CMS also clarified that EMTALA does not apply to outpatients who come to the hospital for previously scheduled appointments and develop potential emergency medical conditions after beginning encounters with their practitioners. Such patients have previously established relationships with the hospital, and thus have not come to the hospital specifically for evaluation and treatment of the emergency condition. Other Medicare Conditions of Participation, not EMTALA, will obligate the hospital to provide appropriate care under those circumstances.
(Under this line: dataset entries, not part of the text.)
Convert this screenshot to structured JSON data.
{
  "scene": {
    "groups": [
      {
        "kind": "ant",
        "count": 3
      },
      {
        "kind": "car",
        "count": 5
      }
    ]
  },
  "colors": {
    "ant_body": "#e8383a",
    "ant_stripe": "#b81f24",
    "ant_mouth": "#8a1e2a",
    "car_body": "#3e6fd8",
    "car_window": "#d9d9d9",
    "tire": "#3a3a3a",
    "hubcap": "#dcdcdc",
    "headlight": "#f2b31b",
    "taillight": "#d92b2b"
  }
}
  • On-Call:  CMS, both in the revised regulations and in June 2002 Program Memoranda, clarified that hospitals are not required to have on-call specialist coverage for the emergency department 24 hours a day, 7 days a week, but rather should maintain on-call lists in a manner that best meets the needs of individuals who receive EMTALA services within the hospital's available resources, including the availability of on-call physicians. CMS revised its prior policy, in order to maximize patient access to care, to allow specialists to be on-call for multiple hospital emergency departments simultaneously in the same geographic area, provided all hospitals involved are aware of the simultaneous on-call schedule, as each hospital independently has an EMTALA obligation. The revised regulations also allow physicians to schedule elective surgery and other procedures while on-call for an emergency department; however, those on-call physicians must arrange for back-up coverage should their simultaneous activity preclude them from responding to an emergency department call.

Hospitals can elect to prohibit such simultaneous call coverage or concurrent scheduling as a matter of staff policy. Hospitals also must have written policies and procedures for providing emergency services, when a particular specialty is not available because of gaps in coverage, simultaneous commitments of the on-call physician, or circumstances beyond the on-call physician's control.

It is important to keep in mind that, in evaluating EMTALA compliance, CMS does not use a predetermined ratio of specialists to decide whether a hospital's on-call coverage is adequate, but considers all relevant factors, including the number of physicians on staff, other demands on those physicians, the frequency with which the hospital's patients require specialist services, and provisions the hospital has made for when no on-call specialist is available.